Developers hit back over Javid land-banking comments

Reports that housebuilders have denied a claim from communities secretary Sajid Javid that they are land-banking sites feature in today's newspaper round-up.

Speaking at the Conservative Party conference yesterday, Javid called on developers to "stop sitting on landbanks". But the Telegraph reports that a spokesman for the Home Builders Federation, which represents housebuilders, said Javid was wrong. He said: "As has been proved by various investigations in the past, housebuilders do not landbank. In the current market where demand is high, there is absolutely no reason to do so."

An article in the Financial Times (subscription) asks whether London mayor Sadiq Khan can tackle London’s affordable housing crisis.
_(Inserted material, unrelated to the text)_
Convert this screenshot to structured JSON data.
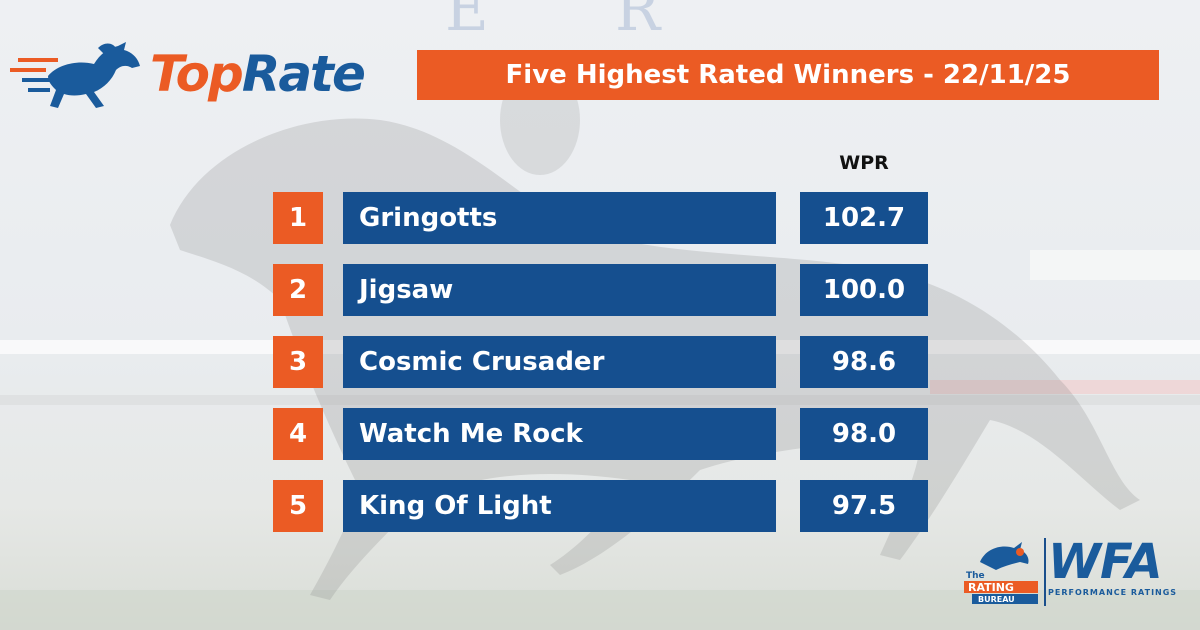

The Times (subscription) reports that housing associations "are in talks with the government about helping low-income households on to the property ladder without a deposit or mortgage". The paper says that the "National Housing Federation has opened discussions about providing homes for the so-called ‘coping class’ of key workers such as bus drivers and care workers in which they build an equity stake while paying 90 per cent of the market rent." The scheme would require government support "but could boost housebuilding as associations would take the grant upfront to pay for construction", the paper explains.

The Telegraph reports that "almost 1.8 million new rental homes are needed by 2025 to keep up with current demand, according to the Royal Institution of Chartered Surveyors (RICS)". The paper says that new figures from RICS "reveal that 86 per cent of landlords have no plans to increase their rental portfolios this year". RICS has forecast that this trend "will continue for the next five years, causing a shortfall in private rented sector homes", it reports.

The Guardian reports that "electricity generated by solar panels on fields and homes outstripped Britain’s ageing coal power stations over the past six months in a historic first". The paper says that "climate change analysts Carbon Brief found more electricity came from the sun than coal from April to the end of September, in a report that highlighted the two technologies’ changing fortunes".